Konsep ekonomi Kapitalisme merusak tatanan kehidupan rakyat, mulai dari kalangan bawah hingga rakyat jelata.

 

Berbeda dengan konsep ekonomi Islam, sebelum menjatuhkan sebuah hukuman upaya preventif sudah ditata dan dilaksanakan dengan ketaatan. Pengaturan kebutuhan rakyat dilandasi taat kepada Sang Pencipta dan Pengatur Kehidupan termasuk masalah kepemilikan.

 

Ada kepemilikan umum, kepemilikan negara, pengelolaan dan distribusi kekayaan ke tengah-tengah rakyat sesuai syariah Islam. Jika rakyat terpenuhi kebutuhan hidupnya, kriminalitas sangat kecil tidak akan ada istilah over kapasitas, seandainya terjadi pencurian atau korupsi negara akan menjatuhkan hukuman berupa potong tangan.

 

Hukuman dalam Syariah Islam berfungsi sebagai efek jera dan penebus dosa. Kerusakan kapitalisme sangat luar biasa, membebaskan narapidana berarti menciptakan masalah baru. Hal ini terbukti bagaimana rakyat merasa was-was, merasa perjuangan KPK tidak dihargai dan menjadi kegaduhan.

 

Para pemegang kekuasaan harus segera mengakui bahwa kegagalan demi kegagalan dalam menyejahterakan rakyat, memberi rasa aman dan keadilan sudah di depan mata.
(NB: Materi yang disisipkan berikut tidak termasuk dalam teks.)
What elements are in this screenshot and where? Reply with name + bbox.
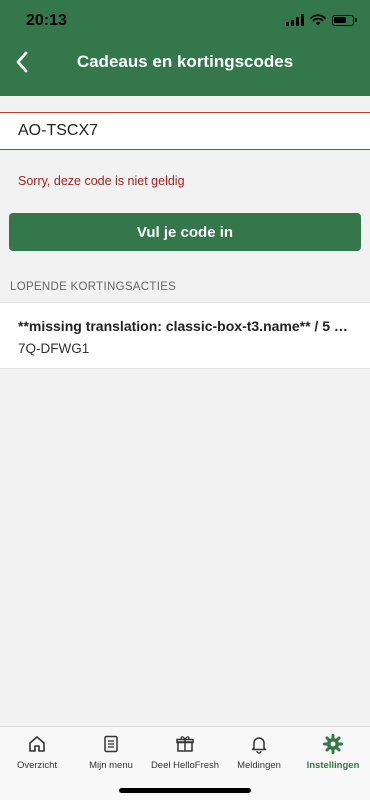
error-message: Sorry, deze code is niet geldig [18, 174, 185, 188]
nav-bar: Cadeaus en kortingscodes [0, 44, 370, 80]
home-icon [26, 733, 48, 755]
promotion-title: **missing translation: classic-box-t3.na… [18, 318, 353, 334]
wifi-icon [310, 14, 326, 26]
tab-deel-hellofresh[interactable]: Deel HelloFresh [148, 727, 222, 777]
status-bar: 20:13 [0, 0, 370, 44]
bell-icon [248, 733, 270, 755]
tab-label: Deel HelloFresh [150, 760, 220, 771]
code-input-container [0, 112, 370, 150]
tab-overzicht[interactable]: Overzicht [0, 727, 74, 777]
gift-icon [174, 733, 196, 755]
tab-label: Meldingen [237, 760, 281, 771]
discount-code-input[interactable] [0, 113, 370, 149]
app-header: 20:13 Cadeaus en kortingscodes [0, 0, 370, 96]
tab-label: Overzicht [16, 760, 58, 771]
status-time: 20:13 [26, 12, 67, 29]
gear-icon [322, 733, 344, 755]
submit-code-button[interactable]: Vul je code in [9, 213, 361, 251]
page-title: Cadeaus en kortingscodes [76, 52, 294, 71]
status-icons [286, 14, 357, 26]
section-header-running-promotions: LOPENDE KORTINGSACTIES [10, 281, 177, 293]
home-indicator [119, 788, 251, 793]
promotion-list-item[interactable]: **missing translation: classic-box-t3.na… [0, 302, 370, 369]
tab-instellingen[interactable]: Instellingen [296, 727, 370, 777]
battery-icon [332, 14, 357, 26]
menu-list-icon [100, 733, 122, 755]
tab-label: Mijn menu [89, 760, 133, 771]
promotion-code: 7Q-DFWG1 [18, 341, 90, 356]
cellular-signal-icon [286, 14, 304, 26]
tab-mijn-menu[interactable]: Mijn menu [74, 727, 148, 777]
tab-label: Instellingen [306, 760, 360, 771]
tab-meldingen[interactable]: Meldingen [222, 727, 296, 777]
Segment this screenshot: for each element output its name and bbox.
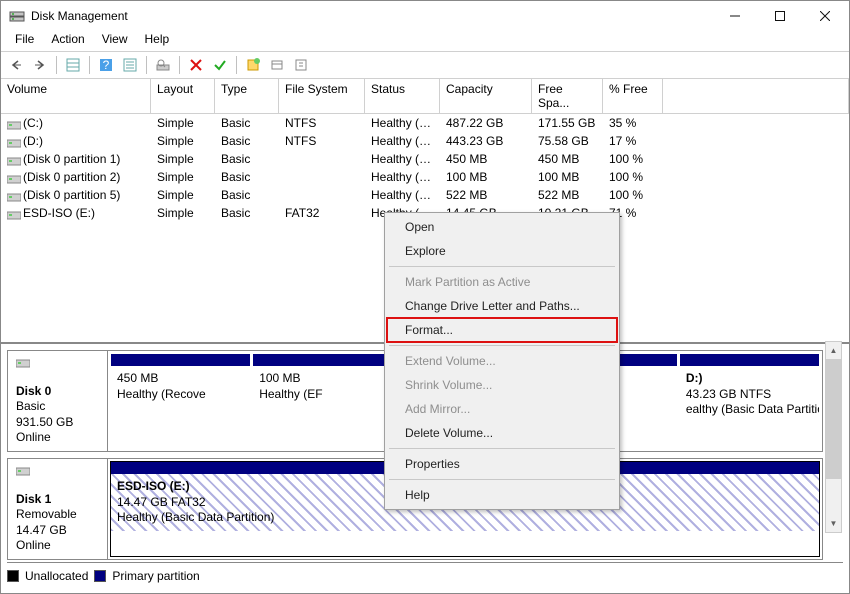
context-menu: Open Explore Mark Partition as Active Ch… bbox=[384, 212, 620, 510]
separator bbox=[56, 56, 57, 74]
scroll-thumb[interactable] bbox=[826, 359, 841, 479]
drive-icon bbox=[7, 154, 21, 166]
check-icon[interactable] bbox=[209, 54, 231, 76]
col-status[interactable]: Status bbox=[365, 79, 440, 113]
forward-button[interactable] bbox=[29, 54, 51, 76]
col-spacer bbox=[663, 79, 849, 113]
delete-icon[interactable] bbox=[185, 54, 207, 76]
scroll-down-icon[interactable]: ▼ bbox=[826, 515, 841, 532]
unallocated-swatch bbox=[7, 570, 19, 582]
separator bbox=[389, 479, 615, 480]
app-icon bbox=[9, 8, 25, 24]
legend: Unallocated Primary partition bbox=[7, 569, 200, 583]
ctx-extend[interactable]: Extend Volume... bbox=[387, 349, 617, 373]
volume-row[interactable]: (Disk 0 partition 1)SimpleBasicHealthy (… bbox=[1, 150, 849, 168]
volume-row[interactable]: (D:)SimpleBasicNTFSHealthy (B...443.23 G… bbox=[1, 132, 849, 150]
window-title: Disk Management bbox=[31, 9, 128, 23]
view-grid-icon[interactable] bbox=[62, 54, 84, 76]
close-button[interactable] bbox=[802, 2, 847, 30]
volume-row[interactable]: (C:)SimpleBasicNTFSHealthy (B...487.22 G… bbox=[1, 114, 849, 132]
disk-icon bbox=[16, 464, 99, 476]
minimize-button[interactable] bbox=[712, 2, 757, 30]
svg-text:?: ? bbox=[103, 58, 110, 72]
ctx-delete[interactable]: Delete Volume... bbox=[387, 421, 617, 445]
volume-list-header: Volume Layout Type File System Status Ca… bbox=[1, 79, 849, 114]
maximize-button[interactable] bbox=[757, 2, 802, 30]
separator bbox=[389, 448, 615, 449]
drive-icon bbox=[7, 208, 21, 220]
drive-icon bbox=[7, 172, 21, 184]
col-free[interactable]: Free Spa... bbox=[532, 79, 603, 113]
titlebar: Disk Management bbox=[1, 1, 849, 31]
menubar: File Action View Help bbox=[1, 31, 849, 51]
separator bbox=[146, 56, 147, 74]
ctx-shrink[interactable]: Shrink Volume... bbox=[387, 373, 617, 397]
properties-icon[interactable] bbox=[290, 54, 312, 76]
ctx-mirror[interactable]: Add Mirror... bbox=[387, 397, 617, 421]
volume-row[interactable]: (Disk 0 partition 2)SimpleBasicHealthy (… bbox=[1, 168, 849, 186]
partition[interactable]: 100 MBHealthy (EF bbox=[253, 354, 392, 448]
menu-file[interactable]: File bbox=[7, 31, 42, 51]
col-type[interactable]: Type bbox=[215, 79, 279, 113]
search-drive-icon[interactable] bbox=[152, 54, 174, 76]
volume-row[interactable]: (Disk 0 partition 5)SimpleBasicHealthy (… bbox=[1, 186, 849, 204]
ctx-help[interactable]: Help bbox=[387, 483, 617, 507]
settings-list-icon[interactable] bbox=[119, 54, 141, 76]
col-filesystem[interactable]: File System bbox=[279, 79, 365, 113]
menu-help[interactable]: Help bbox=[137, 31, 178, 51]
separator bbox=[389, 345, 615, 346]
col-layout[interactable]: Layout bbox=[151, 79, 215, 113]
new-volume-icon[interactable] bbox=[242, 54, 264, 76]
back-button[interactable] bbox=[5, 54, 27, 76]
toolbar: ? bbox=[1, 51, 849, 79]
separator bbox=[89, 56, 90, 74]
primary-swatch bbox=[94, 570, 106, 582]
legend-primary: Primary partition bbox=[112, 569, 199, 583]
ctx-change-letter[interactable]: Change Drive Letter and Paths... bbox=[387, 294, 617, 318]
disk-info: Disk 1Removable14.47 GBOnline bbox=[8, 459, 108, 559]
menu-action[interactable]: Action bbox=[43, 31, 92, 51]
separator bbox=[179, 56, 180, 74]
separator bbox=[236, 56, 237, 74]
ctx-open[interactable]: Open bbox=[387, 215, 617, 239]
drive-icon bbox=[7, 190, 21, 202]
ctx-format[interactable]: Format... bbox=[387, 318, 617, 342]
help-icon[interactable]: ? bbox=[95, 54, 117, 76]
menu-view[interactable]: View bbox=[94, 31, 136, 51]
ctx-explore[interactable]: Explore bbox=[387, 239, 617, 263]
drive-icon bbox=[7, 136, 21, 148]
drive-icon bbox=[7, 118, 21, 130]
scroll-up-icon[interactable]: ▲ bbox=[826, 342, 841, 359]
ctx-mark-active[interactable]: Mark Partition as Active bbox=[387, 270, 617, 294]
disk-info: Disk 0Basic931.50 GBOnline bbox=[8, 351, 108, 451]
partition[interactable]: D:)43.23 GB NTFSealthy (Basic Data Parti… bbox=[680, 354, 819, 448]
vertical-scrollbar[interactable]: ▲ ▼ bbox=[825, 341, 842, 533]
partition[interactable]: 450 MBHealthy (Recove bbox=[111, 354, 250, 448]
disk-icon bbox=[16, 356, 99, 368]
col-volume[interactable]: Volume bbox=[1, 79, 151, 113]
col-pfree[interactable]: % Free bbox=[603, 79, 663, 113]
col-capacity[interactable]: Capacity bbox=[440, 79, 532, 113]
list-icon[interactable] bbox=[266, 54, 288, 76]
legend-unallocated: Unallocated bbox=[25, 569, 88, 583]
separator bbox=[389, 266, 615, 267]
ctx-properties[interactable]: Properties bbox=[387, 452, 617, 476]
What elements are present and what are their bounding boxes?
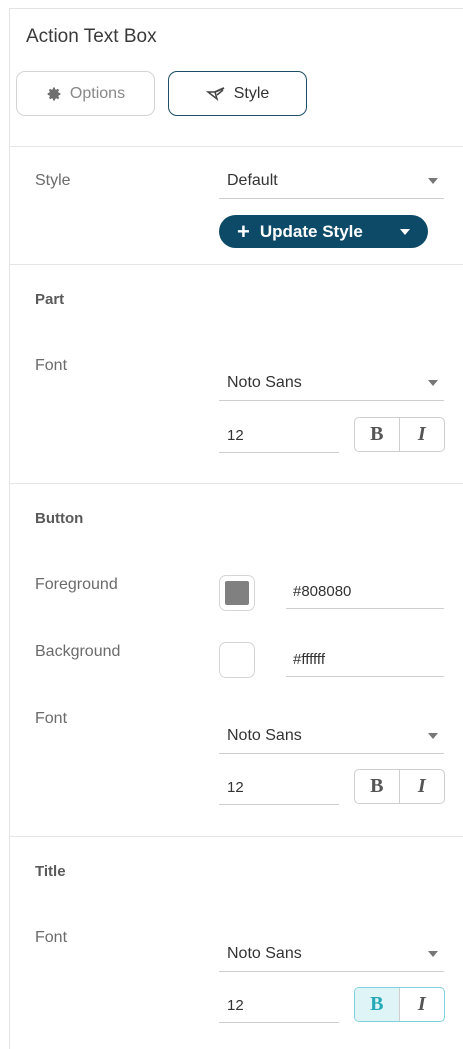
background-hex-input[interactable]: #ffffff: [286, 643, 444, 677]
style-panel: Action Text Box Options Style Style Defa…: [9, 8, 463, 1049]
title-italic-toggle[interactable]: I: [400, 988, 445, 1021]
button-font-style-group: B I: [354, 769, 445, 804]
chevron-down-icon: [428, 178, 438, 184]
update-style-label: Update Style: [259, 221, 363, 241]
foreground-hex-input[interactable]: #808080: [286, 575, 444, 609]
style-tab-button[interactable]: Style: [168, 71, 307, 116]
part-font-family-value: Noto Sans: [227, 373, 302, 391]
button-font-family-value: Noto Sans: [227, 726, 302, 744]
button-section-title: Button: [35, 510, 84, 527]
divider: [10, 264, 463, 265]
button-font-size-value: 12: [227, 779, 244, 796]
background-color-swatch[interactable]: [219, 642, 255, 678]
button-font-size-input[interactable]: 12: [219, 771, 339, 805]
divider: [10, 836, 463, 837]
title-font-style-group: B I: [354, 987, 445, 1022]
part-italic-toggle[interactable]: I: [400, 418, 445, 451]
button-font-label: Font: [35, 710, 68, 727]
background-hex-value: #ffffff: [293, 651, 325, 668]
button-bold-toggle[interactable]: B: [355, 770, 400, 803]
foreground-hex-value: #808080: [293, 583, 352, 600]
part-font-size-input[interactable]: 12: [219, 419, 339, 453]
style-tab-label: Style: [233, 84, 270, 102]
divider: [10, 146, 463, 147]
title-font-family-select[interactable]: Noto Sans: [219, 936, 444, 972]
title-section-title: Title: [35, 863, 66, 880]
part-bold-toggle[interactable]: B: [355, 418, 400, 451]
background-label: Background: [35, 643, 121, 660]
button-font-family-select[interactable]: Noto Sans: [219, 718, 444, 754]
chevron-down-icon: [428, 733, 438, 739]
part-font-style-group: B I: [354, 417, 445, 452]
options-tab-label: Options: [69, 84, 126, 102]
part-font-size-value: 12: [227, 427, 244, 444]
style-select[interactable]: Default: [219, 163, 444, 199]
button-italic-toggle[interactable]: I: [400, 770, 445, 803]
part-section-title: Part: [35, 291, 65, 308]
style-select-value: Default: [227, 171, 278, 189]
paintbrush-icon: [205, 86, 226, 102]
background-color-fill: [225, 648, 249, 672]
chevron-down-icon: [428, 380, 438, 386]
options-tab-button[interactable]: Options: [16, 71, 155, 116]
plus-icon: +: [237, 218, 250, 244]
title-font-family-value: Noto Sans: [227, 944, 302, 962]
title-font-label: Font: [35, 929, 68, 946]
panel-title: Action Text Box: [26, 26, 157, 47]
foreground-color-swatch[interactable]: [219, 575, 255, 611]
chevron-down-icon: [428, 951, 438, 957]
part-font-family-select[interactable]: Noto Sans: [219, 365, 444, 401]
gear-icon: [46, 86, 62, 102]
part-font-label: Font: [35, 357, 68, 374]
divider: [10, 483, 463, 484]
update-style-button[interactable]: + Update Style: [219, 215, 428, 248]
chevron-down-icon[interactable]: [400, 229, 410, 235]
title-font-size-input[interactable]: 12: [219, 989, 339, 1023]
title-font-size-value: 12: [227, 997, 244, 1014]
style-label: Style: [35, 172, 71, 189]
foreground-label: Foreground: [35, 576, 118, 593]
foreground-color-fill: [225, 581, 249, 605]
title-bold-toggle[interactable]: B: [355, 988, 400, 1021]
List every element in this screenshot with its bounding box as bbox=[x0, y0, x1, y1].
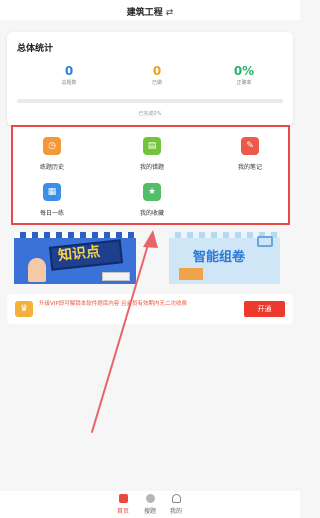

Kembali kepada Syariah Islam tidaklah terlambat dan menjadikan Islam sebagai solusi. Kepercayaan rakyat harus dibalas dengan memberikan kesejahteraan, keamanan, keadilan ditengah kondisi apapun.

 

Rakyat hanya menginginkan kebutuhannya terpenuhi, keamanannya terjamin, keadilan ditempatkan di posisinya. Cita-cita dan keinginan rakyat bisa terpenuhi jika Penguasa mau melemparkan kesombongannya dan kembali pada pengaturan Sang Pencipta dan Pengatur kehidupan. Dalam naungan Khilafah ala min hajjin nubuwah menuju Rahmatan Lil Alamin. 

 

Satu hari di bawah pemimpin yang adil lebih utama daripada ibadah 60 tahun, dan satu had (hukuman) yang ditegakkan di bumi sesuai haknya lebih baik dari hujan 40 tahun.”